Paris, le 30 octobre.
« Nous, socialistes, nous félicitons donc de ce projet de loi. », cette citation de la sénatrice Catherine Tasca résume l’approbation que la ministre de la culture, Christine Albanel, a reçu hier de la quasi totalité du Sénat sur le projet de loi « création et internet ».
Seuls le rapporteur pour avis de la commission des affaires économiques, Bruno Retailleau (non-inscrit), et la sénatrice des Verts, Alima Boumediene-Thiery (rattachée au groupe socialiste), ont dépeint avec justesse la problématique de la création culturelle à l’âge d’Internet, s’appuyant sur le principe de neutralité : « Les réseaux ne doivent pas avoir d’autorité sur les contenus. »
Mais ces quelques interventions courageuses n’auront pas eu d’impact sur les représentants des principaux partis politiques. Sous le regard approbateur des lobbyistes de la SACD, de Vivendi-Universal, du SNEP, etc., les représentants de tous les principaux partis politiques, entraînés par le rapporteur Thiollière et la sénatrice Tasca, ont collectivement exprimé une position conforme à celle des industries du divertissement. Il n’était question que « d’hémorragie à endiguer » et Internet n’était présenté que comme une « zone de non-droit », Far-West sans foi ni loi qu’il fallait impérativement contrôler.
Dès lors, toute cohérence pouvait être oubliée, tantôt le méchanisme de « riposte graduée » sanctionnait le défaut de protection de l’accès Internet, tantôt il s’ajoutait aux mesures pénales et civiles réprimant la contrefaçon. La ministre pouvait féliciter les sénateurs socialistes de déjuger d’un revers de main simpliste 88% du Parlement européen qui avait voté le 24 septembre dernier un amendement rappelant qu’aucune limitation aux droits et libertés fondamentaux ne peut être prise sans intervention de l’autorité judiciaire. Et Christine Albanel pouvait tenter de se convaincre elle-même que « ce n’est pas la loi des majors, pas des artistes les plus réputés, pas celle des multinationales ».

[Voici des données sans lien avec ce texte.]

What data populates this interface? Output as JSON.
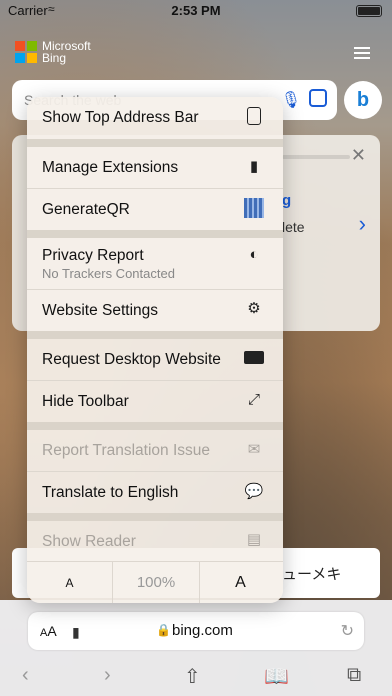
{
  "status": {
    "carrier": "Carrier",
    "time": "2:53 PM"
  },
  "bing": {
    "brand_line1": "Microsoft",
    "brand_line2": "Bing",
    "search_placeholder": "Search the web"
  },
  "card": {
    "title_fragment": "g",
    "subtitle_fragment": "lete"
  },
  "news": {
    "text_fragment": "ューメキ"
  },
  "menu": {
    "show_top_address_bar": "Show Top Address Bar",
    "manage_extensions": "Manage Extensions",
    "generate_qr": "GenerateQR",
    "privacy_report": "Privacy Report",
    "privacy_report_sub": "No Trackers Contacted",
    "website_settings": "Website Settings",
    "request_desktop": "Request Desktop Website",
    "hide_toolbar": "Hide Toolbar",
    "report_translation": "Report Translation Issue",
    "translate_english": "Translate to English",
    "show_reader": "Show Reader",
    "font_small": "A",
    "font_percent": "100%",
    "font_large": "A"
  },
  "addressbar": {
    "aa_label": "AA",
    "url": "bing.com"
  }
}
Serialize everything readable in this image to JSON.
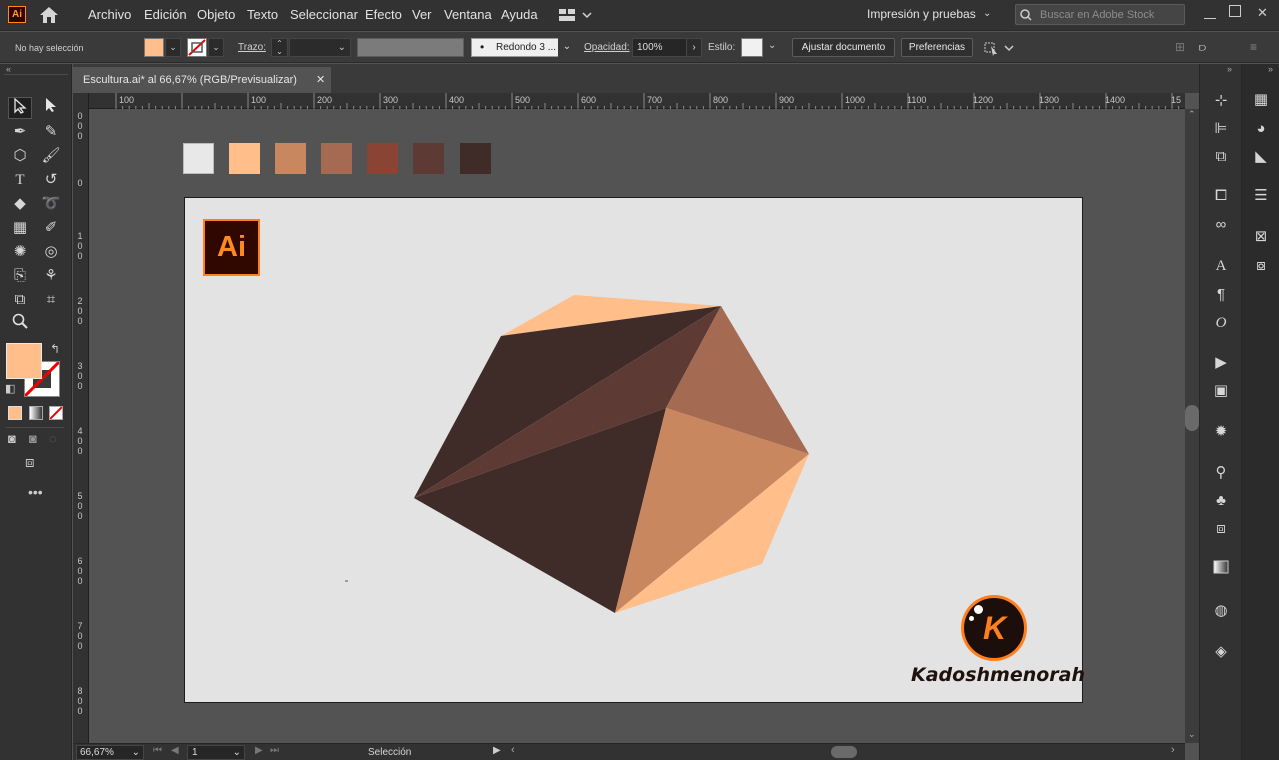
{
  "menu": {
    "app_logo": "Ai",
    "items": [
      "Archivo",
      "Edición",
      "Objeto",
      "Texto",
      "Seleccionar",
      "Efecto",
      "Ver",
      "Ventana",
      "Ayuda"
    ],
    "workspace": "Impresión y pruebas",
    "search_placeholder": "Buscar en Adobe Stock"
  },
  "control": {
    "selection_status": "No hay selección",
    "stroke_label": "Trazo:",
    "brush_value": "Redondo 3 ...",
    "opacity_label": "Opacidad:",
    "opacity_value": "100%",
    "style_label": "Estilo:",
    "document_setup_button": "Ajustar documento",
    "preferences_button": "Preferencias"
  },
  "document": {
    "tab_title": "Escultura.ai* al 66,67% (RGB/Previsualizar)",
    "close_glyph": "✕"
  },
  "rulers": {
    "horizontal": [
      "100",
      "100",
      "200",
      "300",
      "400",
      "500",
      "600",
      "700",
      "800",
      "900",
      "1000",
      "1100",
      "1200",
      "1300",
      "1400",
      "15"
    ],
    "vertical": [
      "0",
      "1",
      "2",
      "3",
      "4",
      "5",
      "6",
      "7",
      "8"
    ]
  },
  "swatches": [
    "#e8e8e8",
    "#ffbe8a",
    "#c8875f",
    "#a46a52",
    "#8b4434",
    "#5e3a35",
    "#3f2b28"
  ],
  "colors": {
    "fill": "#ffbe8a",
    "accent_orange": "#ff7f1e",
    "ai_dark": "#300800"
  },
  "artwork": {
    "badge": "Ai",
    "watermark": "Kadoshmenorah",
    "watermark_logo_letter": "K"
  },
  "status": {
    "zoom": "66,67%",
    "artboard_number": "1",
    "tool": "Selección"
  }
}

Et alors que tous les orateurs ont récité le texte qu’ils lisaient, le rapporteur pour avis Bruno Retailleau n’a pas eu besoin de note pour rappeler quelques vérités comme cette citation de Victor Hugo : « Le livre, comme livre, appartient à l’auteur, mais comme pensée, il appartient au genre humain. Toutes les intelligences y ont droit. Si l’un des deux droits, le droit de l’écrivain et le droit de l’esprit humain, devait être sacrifié, ce serait, certes, le droit de l’écrivain. »
Mais les fondements du dispositif de « riposte graduée » n’ont nullement été critiqués, et tout laisse penser que le texte sera voté en l’état, le 5 novembre prochain. Il n’a nulle part été question d’apporter de rémunérations supplémentaires aux créateurs.
Ce spectacle navrant donna aux milliers d’internautes qui suivent attentivement le dossier une image pathétique de l’échiquier politique français : un parti socialiste aligné sur la position rétrograde du président Sarkozy. Au final, les citoyens auront pu observer des clivages qui ne suivent pas les lignes politiques habituelles mais plutôt la capacité des élus de vivre avec leur temps.